Unfortunately for Brian Bennett and his desire to remake the past to suit his wish-fulfillment, it was less a woman-free field of writers (and certainly not women-free in terms of magazine editors) or readers in the '40s when Asimov was writing the stories gathered together to be the FOUNDATION trilogy...though there remained a tolerance for those who felt they didn't know women well enough to write good female characters. Unfortunately, Asimov had some serious behavior problems when it came to women, and the story by him including fairly grounded women characters would be relatively few and far between.

Algis Budrys was among those who have noted that Asimov also tended to treat fiction much the way he would an essay.
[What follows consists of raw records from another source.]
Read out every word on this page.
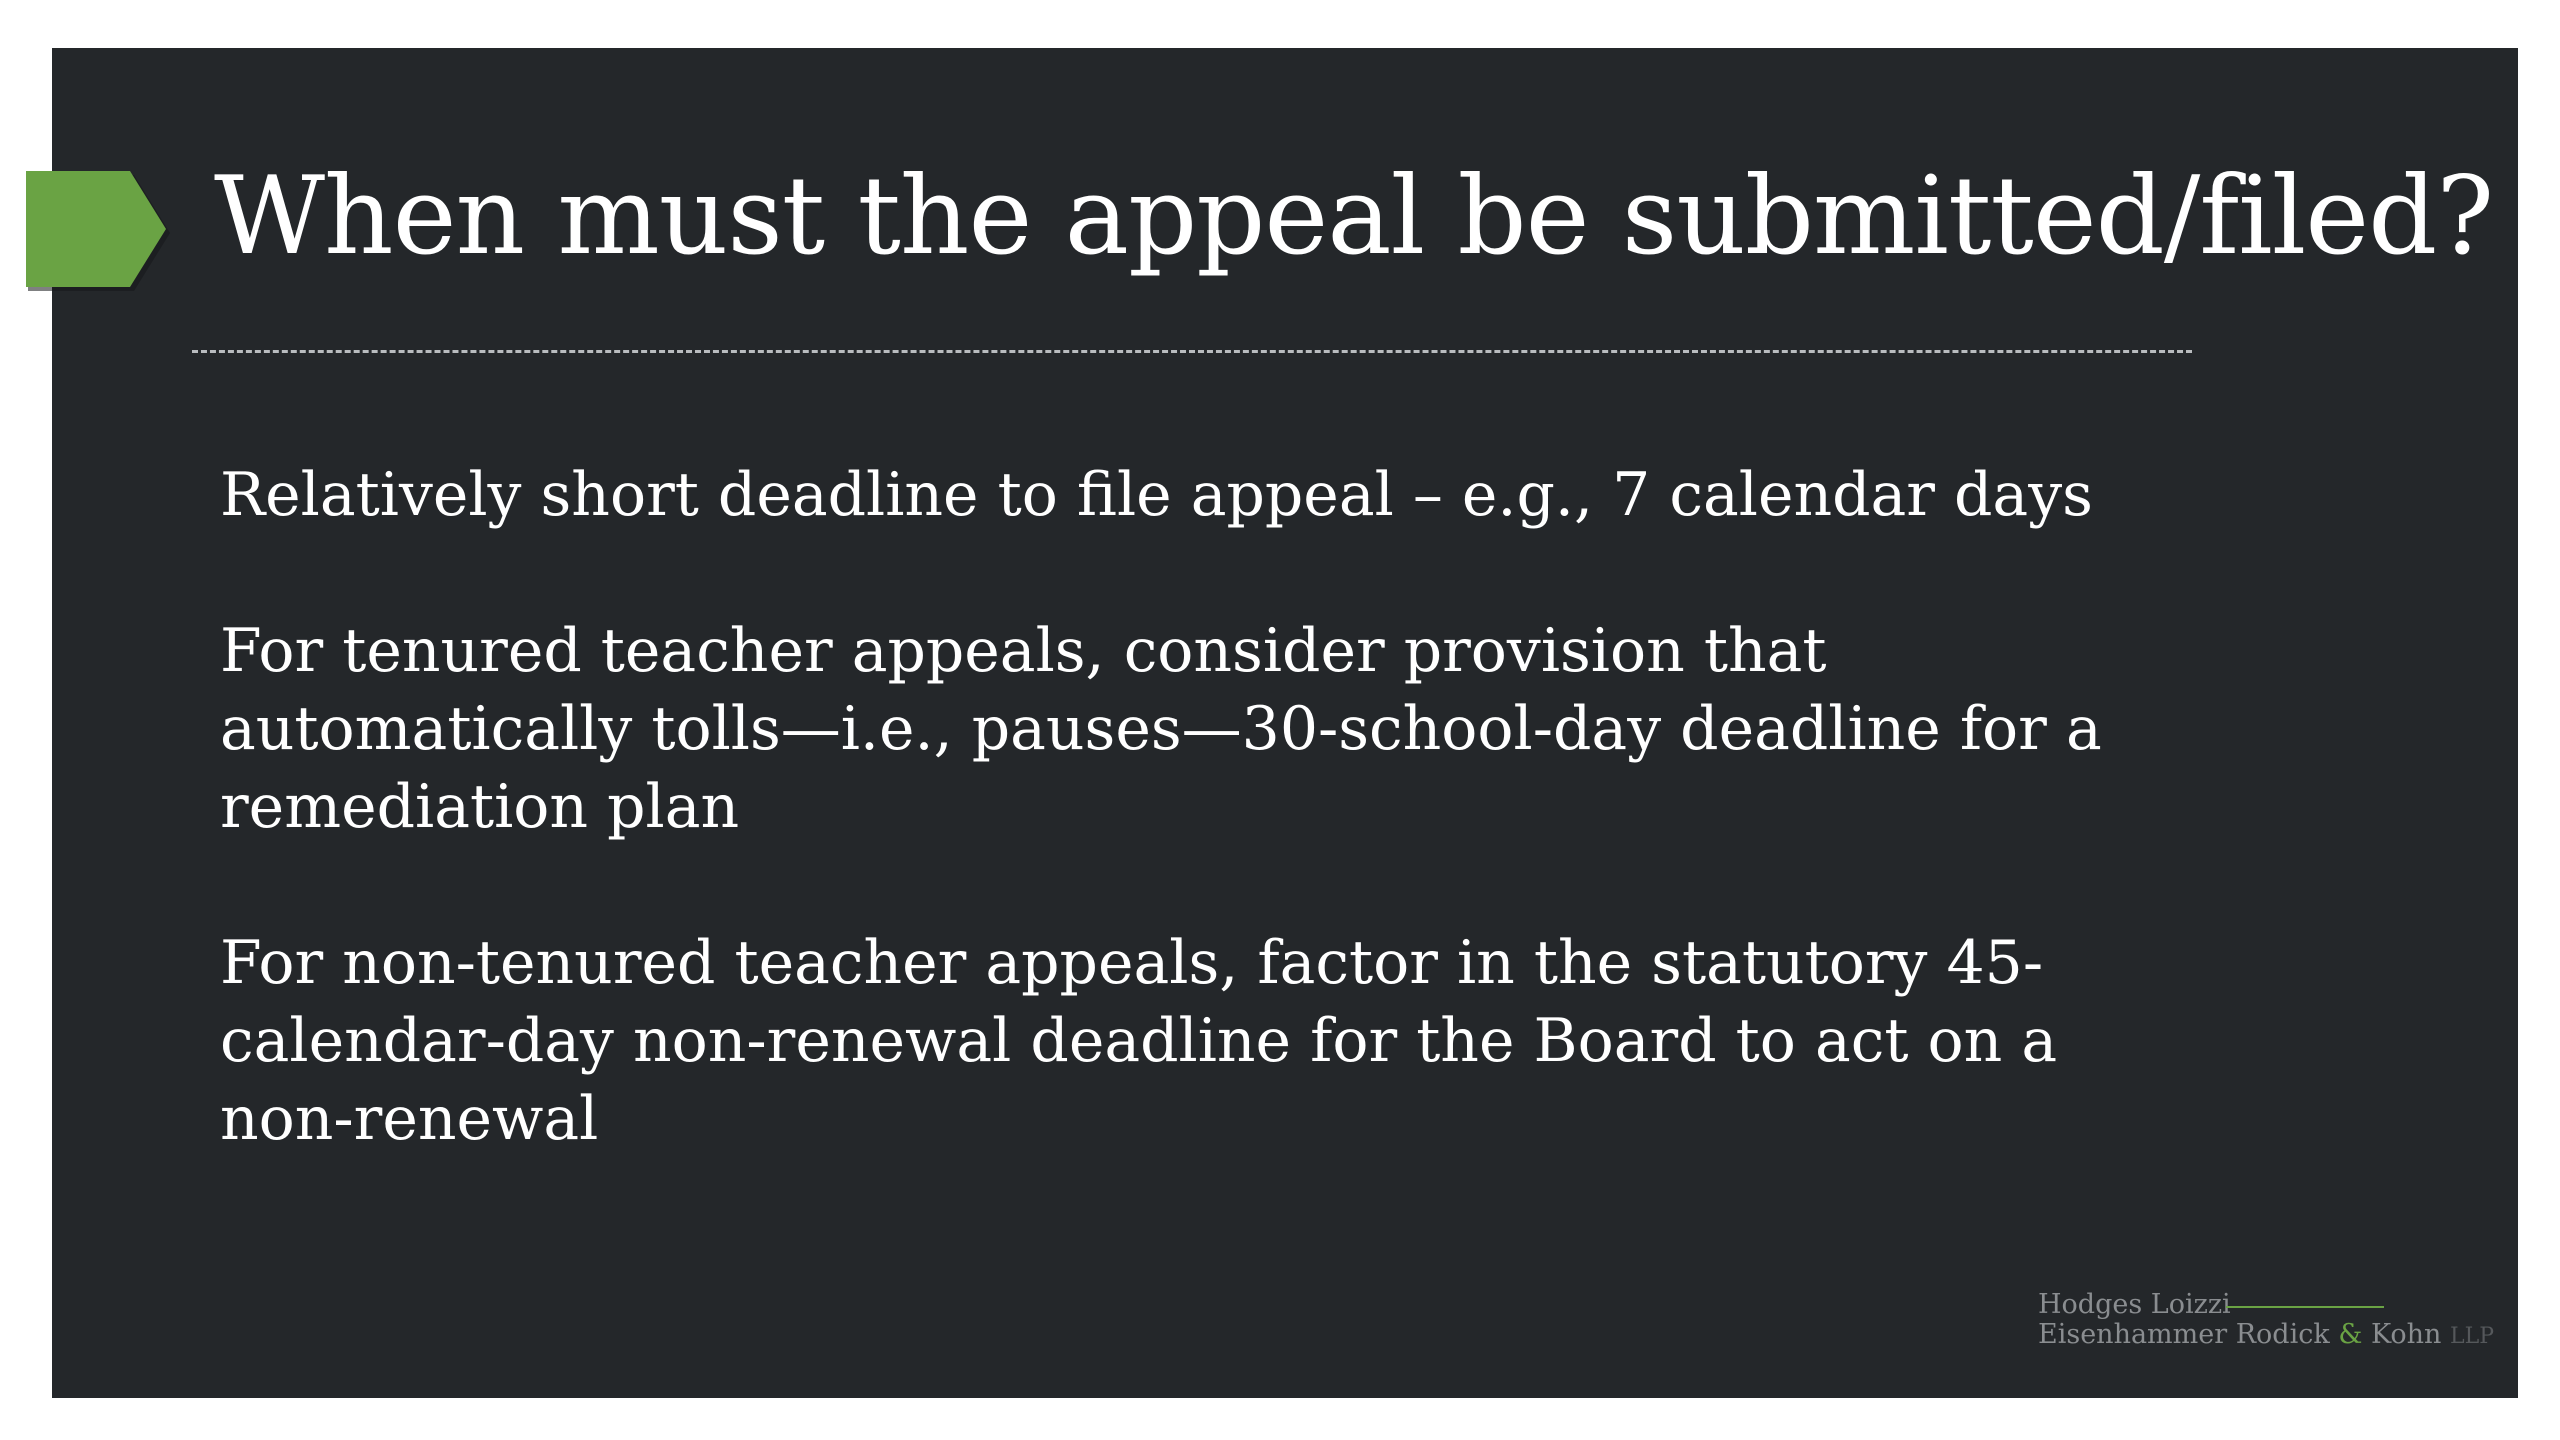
When must the appeal be submitted/filed?

Relatively short deadline to file appeal – e.g., 7 calendar days

For tenured teacher appeals, consider provision that
automatically tolls—i.e., pauses—30-school-day deadline for a
remediation plan

For non-tenured teacher appeals, factor in the statutory 45-
calendar-day non-renewal deadline for the Board to act on a
non-renewal

Hodges Loizzi
Eisenhammer Rodick & Kohn LLP
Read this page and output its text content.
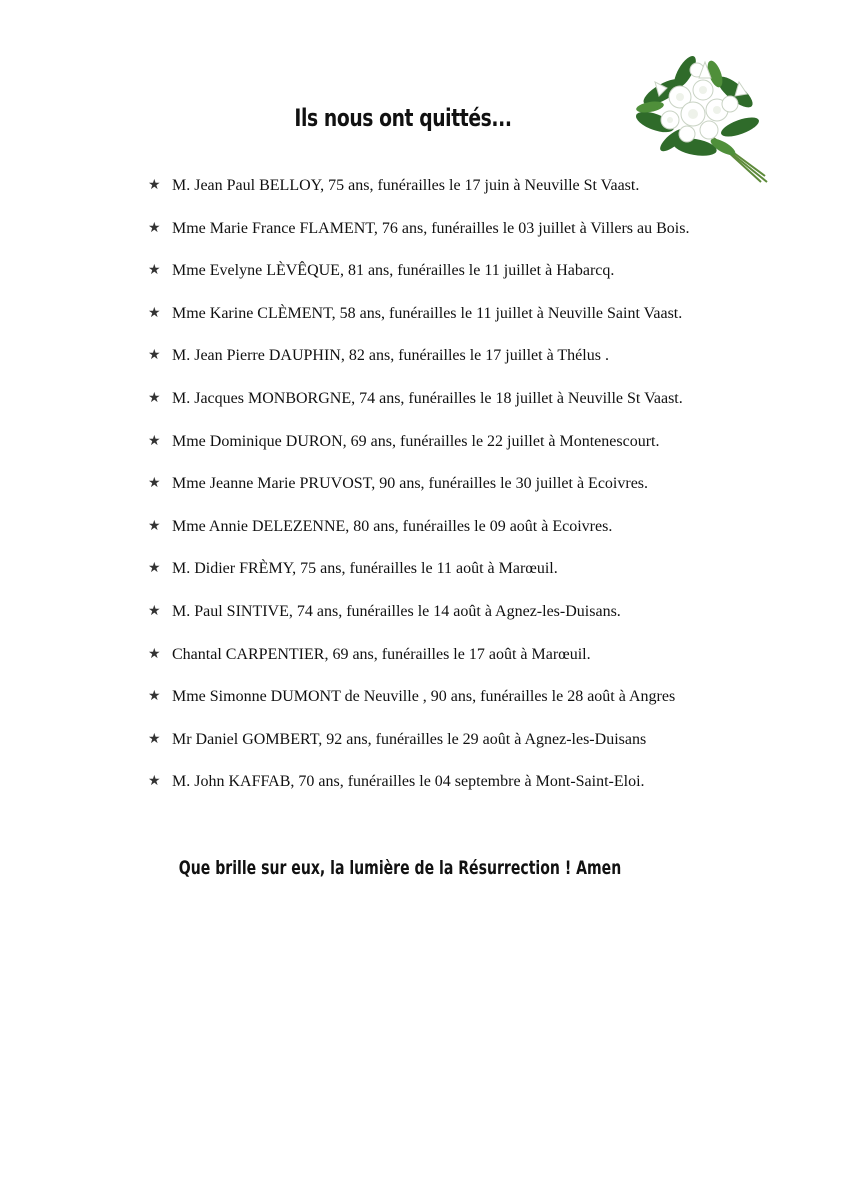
Ils nous ont quittés...
★ M. Jean Paul BELLOY, 75 ans, funérailles le 17 juin à Neuville St Vaast.
★ Mme Marie France FLAMENT, 76 ans, funérailles le 03 juillet à Villers au Bois.
★ Mme Evelyne LÈVÊQUE, 81 ans, funérailles le 11 juillet à Habarcq.
★ Mme Karine CLÈMENT, 58 ans, funérailles le 11 juillet à Neuville Saint Vaast.
★ M. Jean Pierre DAUPHIN, 82 ans, funérailles le 17 juillet à Thélus .
★ M. Jacques MONBORGNE, 74 ans, funérailles le 18 juillet à Neuville St Vaast.
★ Mme Dominique DURON, 69 ans, funérailles le 22 juillet à Montenescourt.
★ Mme Jeanne Marie PRUVOST, 90 ans, funérailles le 30 juillet à Ecoivres.
★ Mme Annie DELEZENNE, 80 ans, funérailles le 09 août à Ecoivres.
★ M. Didier FRÈMY, 75 ans, funérailles le 11 août à Marœuil.
★ M. Paul SINTIVE, 74 ans, funérailles le 14 août à Agnez-les-Duisans.
★ Chantal CARPENTIER, 69 ans, funérailles le 17 août à Marœuil.
★ Mme Simonne DUMONT de Neuville , 90 ans, funérailles le 28 août à Angres
★ Mr Daniel GOMBERT, 92 ans, funérailles le 29 août à Agnez-les-Duisans
★ M. John KAFFAB, 70 ans, funérailles le 04 septembre à Mont-Saint-Eloi.
Que brille sur eux, la lumière de la Résurrection ! Amen
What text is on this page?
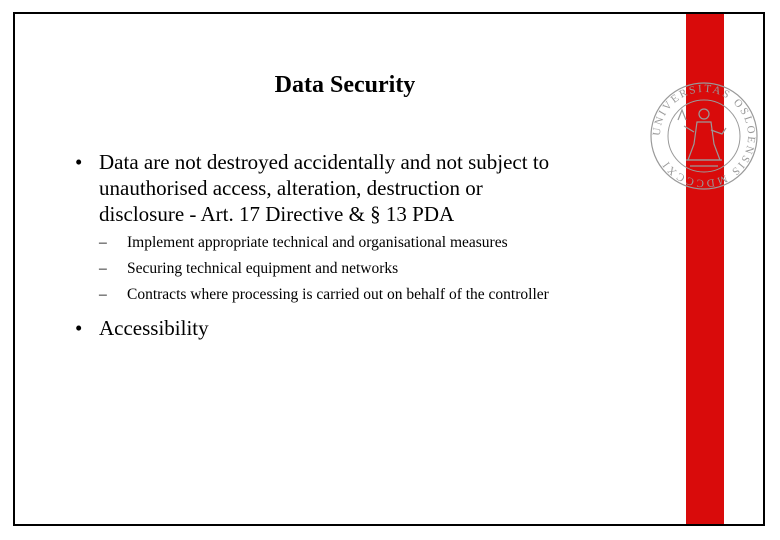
UNIVERSITAS OSLOENSIS MDCCCXI
Data Security
• Data are not destroyed accidentally and not subject to
unauthorised access, alteration, destruction or
disclosure - Art. 17 Directive & § 13 PDA
– Implement appropriate technical and organisational measures
– Securing technical equipment and networks
– Contracts where processing is carried out on behalf of the controller
• Accessibility
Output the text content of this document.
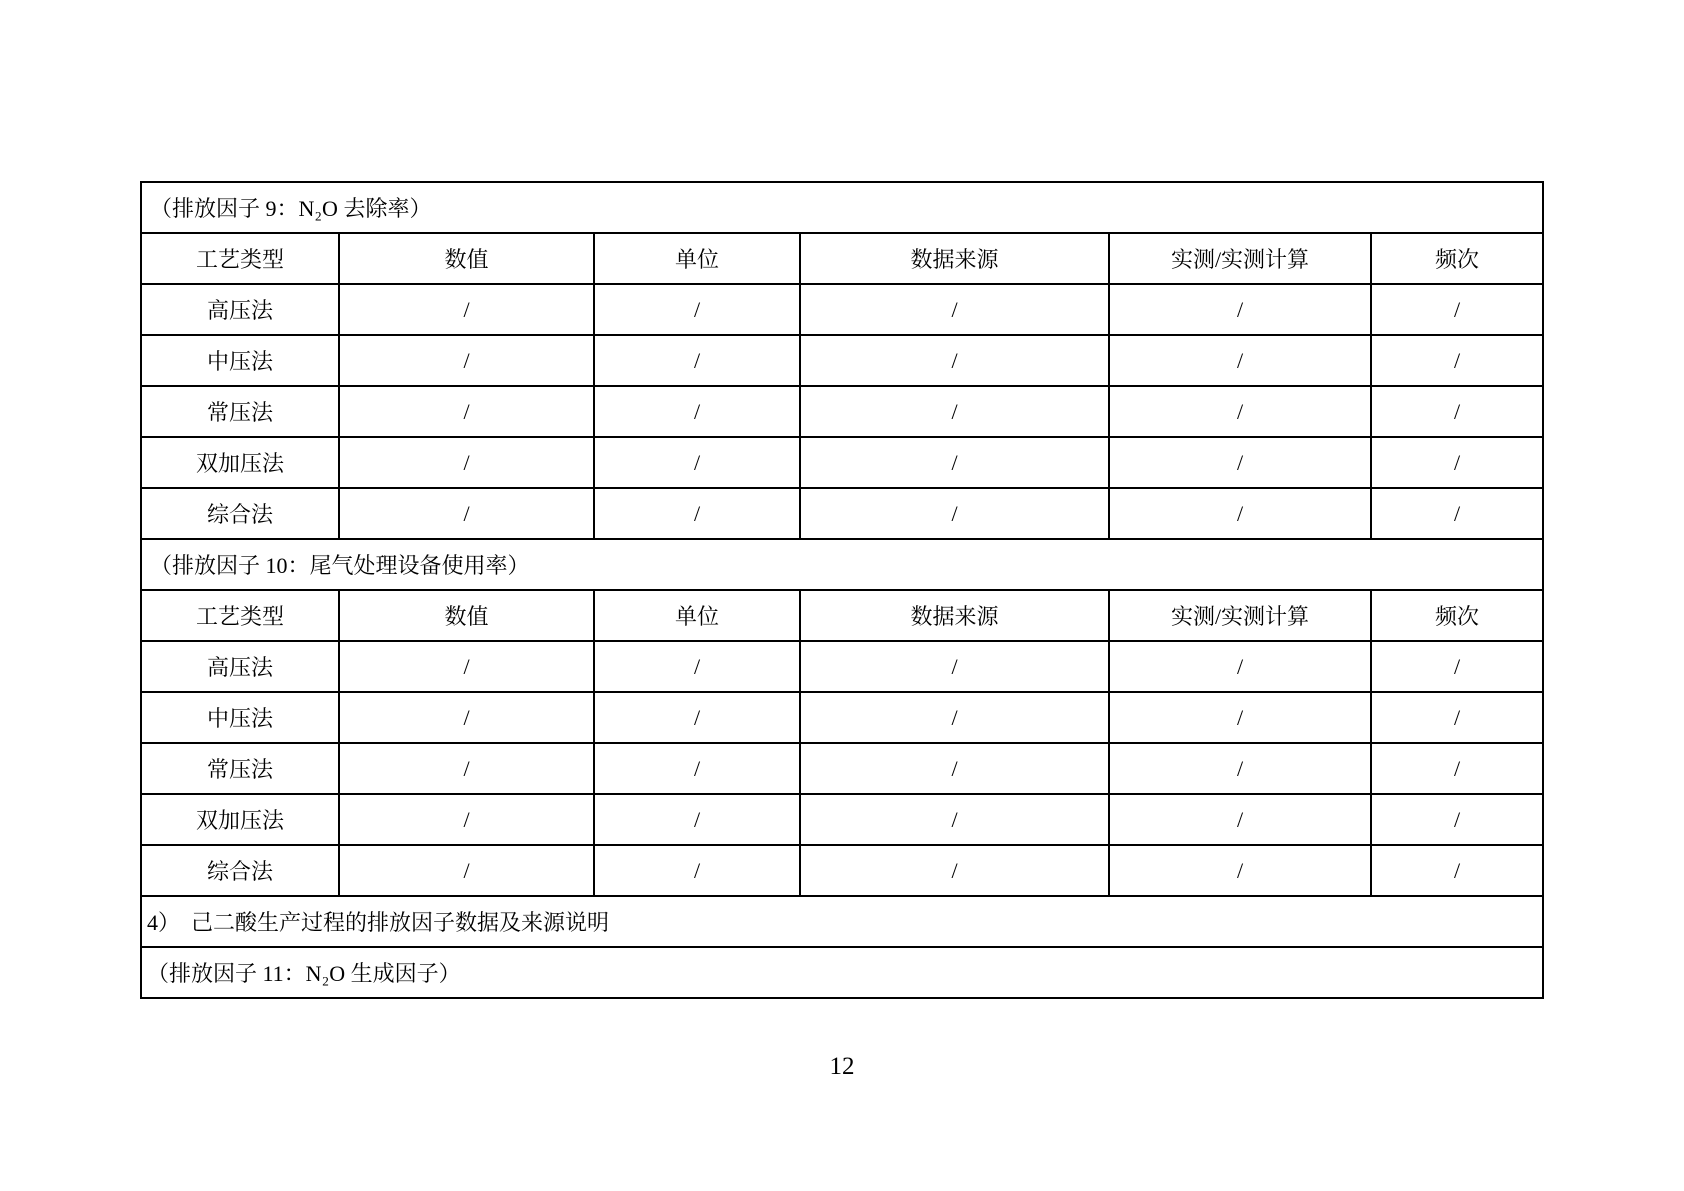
（排放因子 9：N₂O 去除率）					
工艺类型	数值	单位	数据来源	实测/实测计算	频次
高压法	/	/	/	/	/
中压法	/	/	/	/	/
常压法	/	/	/	/	/
双加压法	/	/	/	/	/
综合法	/	/	/	/	/
（排放因子 10：尾气处理设备使用率）					
工艺类型	数值	单位	数据来源	实测/实测计算	频次
高压法	/	/	/	/	/
中压法	/	/	/	/	/
常压法	/	/	/	/	/
双加压法	/	/	/	/	/
综合法	/	/	/	/	/
4）  己二酸生产过程的排放因子数据及来源说明					
（排放因子 11：N₂O 生成因子）					
12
He loved writing pop-science articles, and popular science books made him his initial fortune (THE INTELLIGENT MAN'S GUIDE TO SCIENCE and its immediate success allowed him to quit his relatively onerous job at Boston University's School of Medicine...he apparently loved giving lectures, but had great difficulty with his bosses and was never a first-rate hand in the laboratory. The pop-science/math/occasionally variant monthly essay series for THE MAGAZINE OF FANTASY AND SCIENCE FICTION alone was responsible for dozens of books, as they were collected.

Todd Mason said...

Brian's non-facts about crime-fiction writers of the '40s are kind of indicative of the distortions of the situation in sf, as well.

TracyK said...

Todd, thanks for all that information about Asimov. In the introduction to the Foundation edition I had, Asimov noted that he later turned to writing nonfiction more than fiction and enjoyed nonfiction writing more. (That was my interpretation.) Which seems to go along with your comments.

Richard S. said...

Having re-read a bunch of the Foundation stories recently, I noted that the sex/gender of the characters so rarely comes into play - and, for the most part, their names are ambiguous when it comes to gender - one can easily switch the genders of the characters in one's mind without affecting the story AT ALL.

It's only in the later stories - written in the 70s and 80s, when Doubleday threw tons of money at him and basically ordered him to write more "Foundation" and "Robot" novels - that gender came more into play.

TracyK said...

You have a point, Richard S. The names are often strange and ambiguous.

I am interested in reading the Robot stories too.